Dezi turned to the east. On the opposite side of a narrow ravine filled with giant boulders was a band of three caves lined up across the face of a cliff. As the clue mentioned, the sun shone through the Needle’s Eye like a wide spotlight, illuminating only one of the three caves—the one on the right side.

“Can we get to the cave on the right?” Dezi asked.

Chad nodded as he gathered the rope and slung it over his shoulder. “Yes. There’s a trail that leads to the right and passes just above the ravine and around to the base of the caves. If we hurry, we can get there and back to the trail out of here before it gets dark.”

He led the way along a narrow trail barely wide enough for goats, much less humans.

Dezi tried not to look at the many drop-offs they passed along the way. She breathed a sigh when they arrived at the base of the cave, only to be appalled that the cave was twenty yards up a steep incline of what appeared to be loose gravel.

“You might have to scramble up on your hands and knees. I’ve done this climb several times,” Chad said. “It’s slippery, and you feel that for every step up, you take two back. But if you persist, you’ll get there. And it’s worth the trouble. There are cave drawings in each of these caves that have been around for centuries.”

“The clue was specific about the cave lit up by the sun in the west. This is that cave.” Dezi drew in a deep breath and let it out. “Let’s go.”

They spread out to keep from making it hard on each other with sliding gravel and started up at the same time.

Like Chad had said, for every step she took, she felt like she slid back two, making the going slow. The men, with their longer legs, reached the top sooner. When Dezi finally came close, Grimm reached down. She grabbed his hand, and he pulled her up to stand beside him.
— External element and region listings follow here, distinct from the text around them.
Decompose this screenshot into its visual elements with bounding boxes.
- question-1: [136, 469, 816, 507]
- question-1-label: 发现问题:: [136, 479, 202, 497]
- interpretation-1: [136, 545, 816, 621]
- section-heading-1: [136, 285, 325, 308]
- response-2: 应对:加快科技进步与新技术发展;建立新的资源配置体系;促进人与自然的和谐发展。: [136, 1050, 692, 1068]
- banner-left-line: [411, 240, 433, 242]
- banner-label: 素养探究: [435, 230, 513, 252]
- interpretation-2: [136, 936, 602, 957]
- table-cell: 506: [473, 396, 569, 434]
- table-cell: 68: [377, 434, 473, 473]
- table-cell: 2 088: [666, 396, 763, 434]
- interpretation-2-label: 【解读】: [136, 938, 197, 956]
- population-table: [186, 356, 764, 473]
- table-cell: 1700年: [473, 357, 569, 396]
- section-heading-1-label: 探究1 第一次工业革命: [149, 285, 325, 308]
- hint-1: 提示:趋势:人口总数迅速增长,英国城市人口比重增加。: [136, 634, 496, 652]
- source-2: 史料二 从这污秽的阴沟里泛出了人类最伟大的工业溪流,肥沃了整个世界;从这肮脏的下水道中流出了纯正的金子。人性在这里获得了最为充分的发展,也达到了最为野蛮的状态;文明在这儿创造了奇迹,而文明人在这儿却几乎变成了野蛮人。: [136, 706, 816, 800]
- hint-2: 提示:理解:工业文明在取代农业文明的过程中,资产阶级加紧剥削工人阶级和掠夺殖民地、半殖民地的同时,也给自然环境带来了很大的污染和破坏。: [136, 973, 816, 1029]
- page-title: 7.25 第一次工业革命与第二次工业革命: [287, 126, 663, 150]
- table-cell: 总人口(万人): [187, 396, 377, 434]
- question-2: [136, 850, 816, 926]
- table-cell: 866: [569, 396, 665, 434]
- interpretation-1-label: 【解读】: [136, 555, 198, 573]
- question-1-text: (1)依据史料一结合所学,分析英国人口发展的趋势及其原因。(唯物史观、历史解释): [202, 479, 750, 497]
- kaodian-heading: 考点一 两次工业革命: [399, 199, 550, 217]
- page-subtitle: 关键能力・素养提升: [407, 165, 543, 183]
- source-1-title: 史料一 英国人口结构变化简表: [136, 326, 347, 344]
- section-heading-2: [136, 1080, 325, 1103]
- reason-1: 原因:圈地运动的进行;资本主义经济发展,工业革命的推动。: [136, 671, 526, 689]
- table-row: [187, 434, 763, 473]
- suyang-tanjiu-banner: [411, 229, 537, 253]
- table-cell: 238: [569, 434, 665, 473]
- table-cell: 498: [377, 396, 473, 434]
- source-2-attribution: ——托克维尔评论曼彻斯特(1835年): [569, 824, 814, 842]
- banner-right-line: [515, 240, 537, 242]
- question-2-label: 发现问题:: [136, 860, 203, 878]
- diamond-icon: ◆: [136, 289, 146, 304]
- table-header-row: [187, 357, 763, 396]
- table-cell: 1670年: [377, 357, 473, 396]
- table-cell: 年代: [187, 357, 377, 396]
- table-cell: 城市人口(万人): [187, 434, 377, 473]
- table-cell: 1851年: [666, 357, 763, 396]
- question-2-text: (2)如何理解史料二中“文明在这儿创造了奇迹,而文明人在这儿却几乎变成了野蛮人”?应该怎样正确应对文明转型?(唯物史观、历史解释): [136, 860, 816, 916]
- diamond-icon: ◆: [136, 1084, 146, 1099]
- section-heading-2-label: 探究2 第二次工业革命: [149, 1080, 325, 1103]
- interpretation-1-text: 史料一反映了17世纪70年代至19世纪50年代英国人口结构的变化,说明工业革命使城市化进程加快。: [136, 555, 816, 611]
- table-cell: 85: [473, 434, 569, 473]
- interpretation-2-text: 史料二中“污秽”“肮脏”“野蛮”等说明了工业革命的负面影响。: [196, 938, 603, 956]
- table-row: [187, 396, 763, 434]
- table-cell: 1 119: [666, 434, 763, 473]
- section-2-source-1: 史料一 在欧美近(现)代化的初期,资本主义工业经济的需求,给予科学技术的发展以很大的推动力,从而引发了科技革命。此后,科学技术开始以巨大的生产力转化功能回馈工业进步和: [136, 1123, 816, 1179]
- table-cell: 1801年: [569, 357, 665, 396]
“Thank you,” she said and took a moment to catch her breath. Dezi pulled her cell phone from her pocket and turned on the flashlight.

Grimm and Chad did the same.

Chad led the way into the cave. “The paintings are on the far wall of the inner cave.”

Most of the cave wasn’t very deep and tapered off into a narrower corridor that led into another, bigger cave about the size of a living room with a twenty-foot ceiling.

Chad shined his light on the back wall where pictographs of deer, buffalo and people danced across the stone.

“What was it he said?” Dezi whispered.

Grimm brought the photo up on his cell phone and read, “Art is in the eye of the beholder yesterday and today. In some cases, the medium hasn’t changed and bears witness to what was and what will be, if you’re paying attention.”

“This has to be the art that was.” Dezi moved further back in the cave. The cave art dwindled the further back she went. She came to a drawing of a pair of mountain peaks, one shaped like an M, the other like the profile of a Native American warrior.

Dezi’s eyes narrowed. “I know those peaks,”

“The peaks look authentically ancient,” Grimm pointed to the drawing below the peaks. “But this doesn’t look like something from way back when. That’s a building, not a Teepee, buffalo or stick figure.”

Dezi nodded. “You’re right.”

“I don’t remember seeing that before,” Chad said.

Grimm turned his cell phone on the image and snapped a photo. “Is there some significance to the position of the building to the peaks? Is there a building in roughly that shape at the convergence of those two mountains?”